La résistance, gage de survie

Les microbiologistes supposent que les conditions de vie dans la STEP favorisent la survie des micro-organismes résistants. Le fait qu’il existe une corrélation entre la fréquence de l’antibiorésistance et la concentration de certains antibiotiques – au demeurant très faible dans la STEP – semble l’indiquer.

Par ailleurs, les gènes de résistance restaient actifs dans toute la STEP, jusqu’à sa sortie. Pour M. Bürgmann, le fait que l’antibiorésistance soit fréquente dans les boues activées est lié à la promiscuité des micro-organismes dans la STEP.
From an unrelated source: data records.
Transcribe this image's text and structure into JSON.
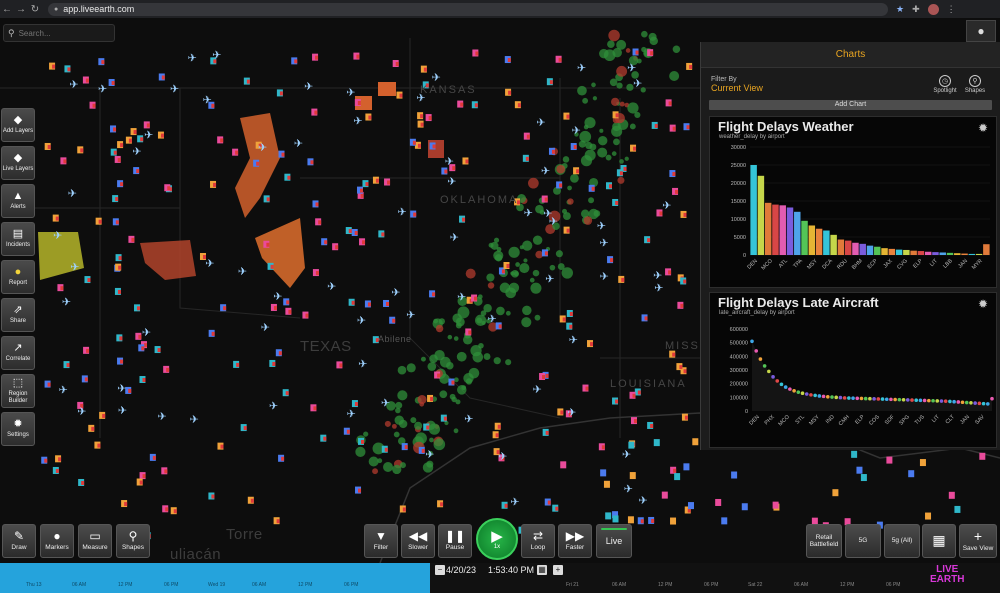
{
  "browser": {
    "url": "app.liveearth.com"
  },
  "search": {
    "placeholder": "Search..."
  },
  "map_labels": [
    "KANSAS",
    "OKLAHOMA",
    "TEXAS",
    "MISS",
    "LOUISIANA",
    "Torre",
    "uliacán",
    "Abilene"
  ],
  "sidebar": {
    "items": [
      {
        "label": "Add Layers",
        "icon": "layers-icon"
      },
      {
        "label": "Live Layers",
        "icon": "live-layers-icon"
      },
      {
        "label": "Alerts",
        "icon": "alert-icon"
      },
      {
        "label": "Incidents",
        "icon": "incidents-icon"
      },
      {
        "label": "Report",
        "icon": "report-pin-icon"
      },
      {
        "label": "Share",
        "icon": "share-icon"
      },
      {
        "label": "Correlate",
        "icon": "correlate-icon"
      },
      {
        "label": "Region Builder",
        "icon": "region-builder-icon"
      },
      {
        "label": "Settings",
        "icon": "gear-icon"
      }
    ]
  },
  "panel": {
    "title": "Charts",
    "filter_label": "Filter By",
    "filter_value": "Current View",
    "tools": [
      {
        "label": "Spotlight",
        "icon": "spotlight-icon"
      },
      {
        "label": "Shapes",
        "icon": "shapes-icon"
      }
    ],
    "add_chart": "Add Chart"
  },
  "chart_data": [
    {
      "type": "bar",
      "title": "Flight Delays Weather",
      "subtitle": "weather_delay by airport",
      "ylim": [
        0,
        30000
      ],
      "yticks": [
        "30000",
        "25000",
        "20000",
        "15000",
        "10000",
        "5000",
        "0"
      ],
      "categories": [
        "DEN",
        "",
        "MCO",
        "",
        "ATL",
        "",
        "TPA",
        "",
        "MSY",
        "",
        "DCA",
        "",
        "RDU",
        "",
        "BHM",
        "",
        "ECP",
        "",
        "JAX",
        "",
        "CVG",
        "",
        "ELP",
        "",
        "LIT",
        "",
        "LBB",
        "",
        "JAN",
        "",
        "MYR",
        "",
        ""
      ],
      "xtick_labels": [
        "DEN",
        "MCO",
        "ATL",
        "TPA",
        "MSY",
        "DCA",
        "RDU",
        "BHM",
        "ECP",
        "JAX",
        "CVG",
        "ELP",
        "LIT",
        "LBB",
        "JAN",
        "MYR"
      ],
      "values": [
        25000,
        22000,
        14500,
        14000,
        13800,
        13200,
        12000,
        9500,
        8200,
        7300,
        6800,
        5600,
        4300,
        4000,
        3400,
        3100,
        2600,
        2300,
        1900,
        1700,
        1500,
        1400,
        1200,
        1100,
        900,
        800,
        700,
        600,
        500,
        400,
        300,
        300,
        3000
      ]
    },
    {
      "type": "scatter",
      "title": "Flight Delays Late Aircraft",
      "subtitle": "late_aircraft_delay by airport",
      "ylim": [
        0,
        600000
      ],
      "yticks": [
        "600000",
        "500000",
        "400000",
        "300000",
        "200000",
        "100000",
        "0"
      ],
      "xtick_labels": [
        "DEN",
        "PHX",
        "MCO",
        "STL",
        "MSY",
        "IND",
        "CMH",
        "ELP",
        "COS",
        "SDF",
        "SPG",
        "TUS",
        "LIT",
        "CLT",
        "JAN",
        "SAV"
      ],
      "values": [
        510000,
        440000,
        380000,
        330000,
        290000,
        250000,
        220000,
        195000,
        175000,
        160000,
        148000,
        138000,
        130000,
        124000,
        118000,
        114000,
        110000,
        107000,
        104000,
        102000,
        100000,
        98000,
        96000,
        95000,
        94000,
        93000,
        92000,
        91000,
        90000,
        89000,
        88000,
        87000,
        86000,
        85000,
        84000,
        83000,
        82000,
        81000,
        80000,
        79000,
        78000,
        77000,
        76000,
        75000,
        74000,
        73000,
        72000,
        70000,
        68000,
        66000,
        64000,
        62000,
        60000,
        58000,
        56000,
        54000,
        52000,
        90000
      ]
    }
  ],
  "toolbar": {
    "left": [
      {
        "label": "Draw",
        "icon": "pencil-icon"
      },
      {
        "label": "Markers",
        "icon": "marker-pin-icon"
      },
      {
        "label": "Measure",
        "icon": "ruler-icon"
      },
      {
        "label": "Shapes",
        "icon": "shapes-icon"
      }
    ],
    "playback": [
      {
        "label": "Filter",
        "icon": "filter-icon"
      },
      {
        "label": "Slower",
        "icon": "rewind-icon"
      },
      {
        "label": "Pause",
        "icon": "pause-icon"
      }
    ],
    "play": {
      "label": "1x",
      "icon": "play-icon"
    },
    "playback_right": [
      {
        "label": "Loop",
        "icon": "loop-icon"
      },
      {
        "label": "Faster",
        "icon": "fast-forward-icon"
      }
    ],
    "live": "Live",
    "right": [
      {
        "label": "Retail Battlefield"
      },
      {
        "label": "5G"
      },
      {
        "label": "5g (All)"
      },
      {
        "label": "",
        "icon": "grid-icon"
      },
      {
        "label": "Save View",
        "icon": "plus-icon"
      }
    ]
  },
  "timeline": {
    "date": "4/20/23",
    "time": "1:53:40 PM",
    "ticks_left": [
      "Thu 13",
      "06 AM",
      "12 PM",
      "06 PM",
      "Wed 19",
      "06 AM",
      "12 PM",
      "06 PM"
    ],
    "ticks_right": [
      "Fri 21",
      "06 AM",
      "12 PM",
      "06 PM",
      "Sat 22",
      "06 AM",
      "12 PM",
      "06 PM"
    ]
  },
  "logo": {
    "line1": "LIVE",
    "line2": "EARTH"
  }
}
“Les gènes de résistance des bactéries intervenant dans le traitement biologique sont parfois identiques à ceux détectés chez les germes pathogènes. Il est probable qu’ils aient été acquis par échanges de gènes entre bactéries voisines”, explique le spécialiste.

Des gènes mobiles

En plus des gènes de résistance en eux-mêmes, Helmut Bürgmann et son équipe ont également trouvé des gènes marqueurs d’éléments génétiques mobiles indicateurs d’échanges de matériel génétique entre bactéries différentes.

Il s’est avéré que ces gènes marqueurs se trouvaient souvent à proximité immédiate de gènes de résistance et leur présence indique donc que des échanges conséquents de gènes de résistance s’effectuent entre les germes pathogènes venant des êtres humains et les autres bactéries.

Comme le souligne Helmut Bürgmann, ce phénomène n’est pas sans conséquences: “Si des gènes de résistance sont transmis aux bactéries des boues activées et si ces dernières se disséminent dans l’environnement, elles y ont probablement de meilleures chances de survie que les germes pathogènes”.

D’après le microbiologiste, le meilleur moyen de l’éviter est d’extraire totalement la biomasse de l’eau dans les STEP. Les nouvelles techniques progressivement mises en œuvre dans les stations d’épuration suisses pour éliminer les micropolluants y contribueront, conclut l’Eawag. Ces travaux, auxquels ont collaboré des chercheurs chinois, sont publiés dans le Multidisciplinary Journal of Microbial Ecology.